I've audited the entire type spec for consistency with this terminology and made edits as appropriate.

There are some judgment calls in how to best approach this, and I welcome feedback. For instance, in parts of the spec that discuss subtyping heavily (e.g. the callable types spec) I chose to instead discuss assignability and consistency, since this naturally includes all gradual callable types. An alternative choice could be to keep these specs written in terms of subtyping for fully static types, and then note in a single sentence that assignability for these types can be determined via the usual combination of materialization and subtyping. I'm happy to switch to this approach if there is consensus that it would be clearer.

I also switched A and B types in some parts of the spec around so that the whole spec is consistent about B being assignable to A, not the other way around. This was probably unnecessary to do in this PR (oops) but it's done now, so unless anyone objects to it, I'll leave it.

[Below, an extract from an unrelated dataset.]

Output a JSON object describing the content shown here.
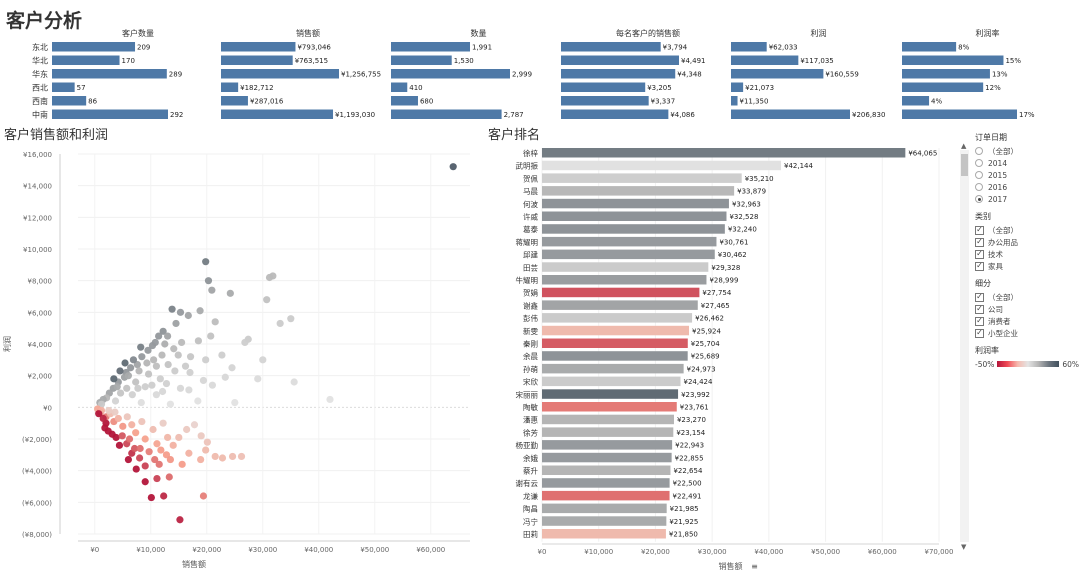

carljm avatar Jun 02 '24 01:06 carljm

Posted for feedback at https://discuss.python.org/t/formalizing-core-definitions-in-the-typing-spec/54785

carljm avatar Jun 02 '24 05:06 carljm

Thanks once again for all the excellent reviews! I think I've addressed all comments. Some required non-trivial additions (e.g. regarding structural vs nominal subtyping/assignability, and equivalence of gradual types) which previous reviewers may want to take a look at.

I'll wait a few days for review of these changes, and then I'll submit this to the typing council for consideration.

carljm avatar Jun 14 '24 22:06 carljm

Congratulations and thanks @carljm for getting this change through! This puts the spec on a much firmer footing.